Allison Adelle Hedge Coke, Poet
Let me just take a deep breath and exhale first. K. Gandhar Chakravarty, a Montrealer of Indian origins, has come up with a 38-page poetry book, close on the winged heels of his earlier production Kolkata Dreams from the same publisher. Let me now take a deeper breath. This young man – traveller, musician, poet, band leader, religion aficionado (no, not nut job, please, just an analyser of the spirits of godliness from Ganeshism to Rastafari) – has come up with a series of thinly concealed poetic barbs that gnash, lash, caress, frolic, froth and then release you into the humdrum streets of Montreal and the green Canadian wilderness in the company of disreputable Hindu gods who would have been smoking something by now if they were still around. Another deep breath. So, in a mild but genial and intelligent manner, Gandhar has messed with identity and time in a Puckish and magical manner. Combining insects, worms, animals, asses, monkeys, seagulls, mantis, monarch butterflies, crabs, and scorpions, he has created a book of short green poems that combine the dour mapleness of Canada with the stoned madness of Indian and Buddhist aphorisms.

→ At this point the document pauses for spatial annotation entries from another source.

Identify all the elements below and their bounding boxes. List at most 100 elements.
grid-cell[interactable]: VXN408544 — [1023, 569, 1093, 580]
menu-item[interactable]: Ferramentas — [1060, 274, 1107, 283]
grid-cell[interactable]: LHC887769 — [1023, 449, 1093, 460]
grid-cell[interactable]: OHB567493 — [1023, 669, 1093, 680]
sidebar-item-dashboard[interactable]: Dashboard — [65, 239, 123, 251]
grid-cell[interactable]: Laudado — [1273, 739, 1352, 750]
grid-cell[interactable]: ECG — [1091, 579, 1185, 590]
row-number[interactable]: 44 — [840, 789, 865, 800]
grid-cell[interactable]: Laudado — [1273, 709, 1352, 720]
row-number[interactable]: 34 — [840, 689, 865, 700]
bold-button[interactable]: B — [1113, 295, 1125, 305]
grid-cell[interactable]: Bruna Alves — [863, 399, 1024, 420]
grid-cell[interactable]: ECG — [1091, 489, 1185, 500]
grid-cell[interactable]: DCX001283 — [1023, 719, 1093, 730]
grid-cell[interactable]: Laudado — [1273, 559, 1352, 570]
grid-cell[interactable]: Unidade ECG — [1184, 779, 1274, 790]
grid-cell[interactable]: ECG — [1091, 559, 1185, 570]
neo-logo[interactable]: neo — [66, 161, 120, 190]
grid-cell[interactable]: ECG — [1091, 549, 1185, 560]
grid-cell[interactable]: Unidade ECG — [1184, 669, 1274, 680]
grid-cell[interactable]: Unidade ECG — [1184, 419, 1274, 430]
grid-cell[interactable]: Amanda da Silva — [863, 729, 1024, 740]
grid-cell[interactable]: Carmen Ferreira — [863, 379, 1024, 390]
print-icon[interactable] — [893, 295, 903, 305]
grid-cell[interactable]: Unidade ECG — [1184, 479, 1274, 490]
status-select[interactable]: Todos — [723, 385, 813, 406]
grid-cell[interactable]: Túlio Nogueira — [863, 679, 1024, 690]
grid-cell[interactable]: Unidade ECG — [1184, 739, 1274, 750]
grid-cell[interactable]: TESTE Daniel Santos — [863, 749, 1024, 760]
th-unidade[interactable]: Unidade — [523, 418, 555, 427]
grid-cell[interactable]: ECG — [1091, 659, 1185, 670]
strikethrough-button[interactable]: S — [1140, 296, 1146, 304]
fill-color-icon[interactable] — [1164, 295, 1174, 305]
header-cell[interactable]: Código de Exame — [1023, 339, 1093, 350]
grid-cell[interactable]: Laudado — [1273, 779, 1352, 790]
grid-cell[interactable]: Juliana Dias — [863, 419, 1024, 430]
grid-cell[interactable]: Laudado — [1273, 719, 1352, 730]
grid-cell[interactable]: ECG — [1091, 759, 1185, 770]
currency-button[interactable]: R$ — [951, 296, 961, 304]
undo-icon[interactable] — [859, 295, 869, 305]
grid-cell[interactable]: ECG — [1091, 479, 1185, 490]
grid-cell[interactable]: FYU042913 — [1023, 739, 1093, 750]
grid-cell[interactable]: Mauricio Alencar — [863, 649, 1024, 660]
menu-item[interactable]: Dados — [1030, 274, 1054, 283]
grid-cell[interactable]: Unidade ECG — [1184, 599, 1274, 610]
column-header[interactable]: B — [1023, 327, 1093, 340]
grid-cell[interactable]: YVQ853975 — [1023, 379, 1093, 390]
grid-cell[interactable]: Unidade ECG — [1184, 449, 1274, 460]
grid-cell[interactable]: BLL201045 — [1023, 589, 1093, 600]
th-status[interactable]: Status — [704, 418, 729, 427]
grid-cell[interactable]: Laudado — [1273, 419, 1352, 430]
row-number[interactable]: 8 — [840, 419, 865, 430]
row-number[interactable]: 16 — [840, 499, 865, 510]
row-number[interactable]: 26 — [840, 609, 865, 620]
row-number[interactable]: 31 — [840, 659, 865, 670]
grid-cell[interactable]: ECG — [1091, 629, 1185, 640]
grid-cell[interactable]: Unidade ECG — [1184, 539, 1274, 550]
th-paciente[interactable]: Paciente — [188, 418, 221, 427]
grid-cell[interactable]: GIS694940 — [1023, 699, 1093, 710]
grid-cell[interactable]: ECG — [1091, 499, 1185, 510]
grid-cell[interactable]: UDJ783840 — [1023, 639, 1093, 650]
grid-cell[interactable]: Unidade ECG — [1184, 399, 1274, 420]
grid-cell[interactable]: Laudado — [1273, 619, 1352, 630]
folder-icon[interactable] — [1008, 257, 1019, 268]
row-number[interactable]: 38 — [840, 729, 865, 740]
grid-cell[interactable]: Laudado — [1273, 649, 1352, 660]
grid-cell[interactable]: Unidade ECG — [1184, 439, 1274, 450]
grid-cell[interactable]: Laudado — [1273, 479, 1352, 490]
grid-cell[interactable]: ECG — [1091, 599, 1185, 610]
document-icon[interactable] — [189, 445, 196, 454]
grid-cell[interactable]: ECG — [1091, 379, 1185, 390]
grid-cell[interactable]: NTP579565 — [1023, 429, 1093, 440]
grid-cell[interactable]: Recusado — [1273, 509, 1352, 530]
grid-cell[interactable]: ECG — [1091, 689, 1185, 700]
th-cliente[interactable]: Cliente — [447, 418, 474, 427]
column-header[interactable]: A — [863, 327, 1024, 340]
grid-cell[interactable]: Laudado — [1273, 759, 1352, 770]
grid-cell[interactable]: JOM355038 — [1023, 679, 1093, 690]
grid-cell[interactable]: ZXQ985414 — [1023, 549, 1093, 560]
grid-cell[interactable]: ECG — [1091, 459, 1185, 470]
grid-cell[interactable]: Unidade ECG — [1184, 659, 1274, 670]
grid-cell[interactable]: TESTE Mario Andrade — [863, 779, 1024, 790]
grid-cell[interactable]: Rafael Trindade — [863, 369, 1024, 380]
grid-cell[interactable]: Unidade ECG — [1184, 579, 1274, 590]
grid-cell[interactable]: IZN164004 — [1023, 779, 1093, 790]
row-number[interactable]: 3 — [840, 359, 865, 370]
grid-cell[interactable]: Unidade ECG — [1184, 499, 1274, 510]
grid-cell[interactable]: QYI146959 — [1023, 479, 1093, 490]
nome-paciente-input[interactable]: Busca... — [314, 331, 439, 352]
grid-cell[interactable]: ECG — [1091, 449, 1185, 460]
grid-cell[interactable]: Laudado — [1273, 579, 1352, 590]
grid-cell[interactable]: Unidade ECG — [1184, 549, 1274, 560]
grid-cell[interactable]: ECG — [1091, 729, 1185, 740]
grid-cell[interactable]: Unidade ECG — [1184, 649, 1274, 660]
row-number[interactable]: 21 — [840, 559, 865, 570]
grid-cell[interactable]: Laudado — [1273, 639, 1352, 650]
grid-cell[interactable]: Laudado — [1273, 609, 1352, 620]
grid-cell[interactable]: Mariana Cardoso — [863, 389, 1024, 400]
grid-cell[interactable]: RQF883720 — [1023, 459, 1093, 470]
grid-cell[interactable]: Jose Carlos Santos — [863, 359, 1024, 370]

Almost like a narcotic dream at times, there is a blurring of fantasy and fairy reality as the Hindu god Shiva, with his dreadlocks flying, boards a number 24 bus on Sherbrooke Street in Montreal and watches butterflies and dragonflies, while his mistress goddess Parvati, leans on him and addresses him with cute Indian female caution:
Thus Parvati whispered sweetly to Shiva:
“One day, if you smoke too much,
you might fall down.”
One can hear the sing-song tonality seeping out of the lines.
Irrational love, irrational politics, irrational philosophizing are corner stones of subcontinental religions like Hinduism, Buddhism, or Jainism. That is why loss of personal identity is fundamental to explaining why the so-called Eastern religions mix humour with irrationality in the hopes of future bliss. Either that or you ingest spliff after spliff. Like in A Midsummer Night’s Dream, there is a primary motivation to lose one’s individuality and deconstruct reality. Gandhar has done that with excellence while merging the maple with the tulsi leaf.
The inside cover page states “To be read aloud”. Is that a threat or warning? So I started reading it aloud and naturally there are sections where one is beside oneself. Deconstructing religion and addressing Bengali infatuation for certain Hindu idols like the “butter pilfering” Krishna and a bonged-out Shiva make for memorable moments. Gandhar should know that messing with religion gets fatwas unleashed. But here he is on safe territory, because subcontinental religions “swim in the void,” so to speak and do not always unleash fanatics.
So here are some classic moments from the book:
Shiva to a mallard in Lafontaine Park!
—Hare duck!
I love you so much.
And:
One day, Hanuman took a day off.
He spent his holiday in the Bush Lands of the West,
leaving his mace behind.
As Krishna becomes Chrisna towards the end, here is some scorching Canadian multiethnic perversity:
Shiva hopped a Vancouver taxi one evening
after smoking a joint at an old friend’s.
As they rode through the village,
the driver spoke in a thick Turkish accent,
his throat chaffed from cigarette smoke:
“You see these?
“These are the gays…
“This is their… territory.”
Shiva, stoned, knew better than to protest
In Maple Vedas, there is a unique irony and deconstructive explosiveness that passes you by like a mild thump in the hills. A great follow-up to Kolkata Dreams.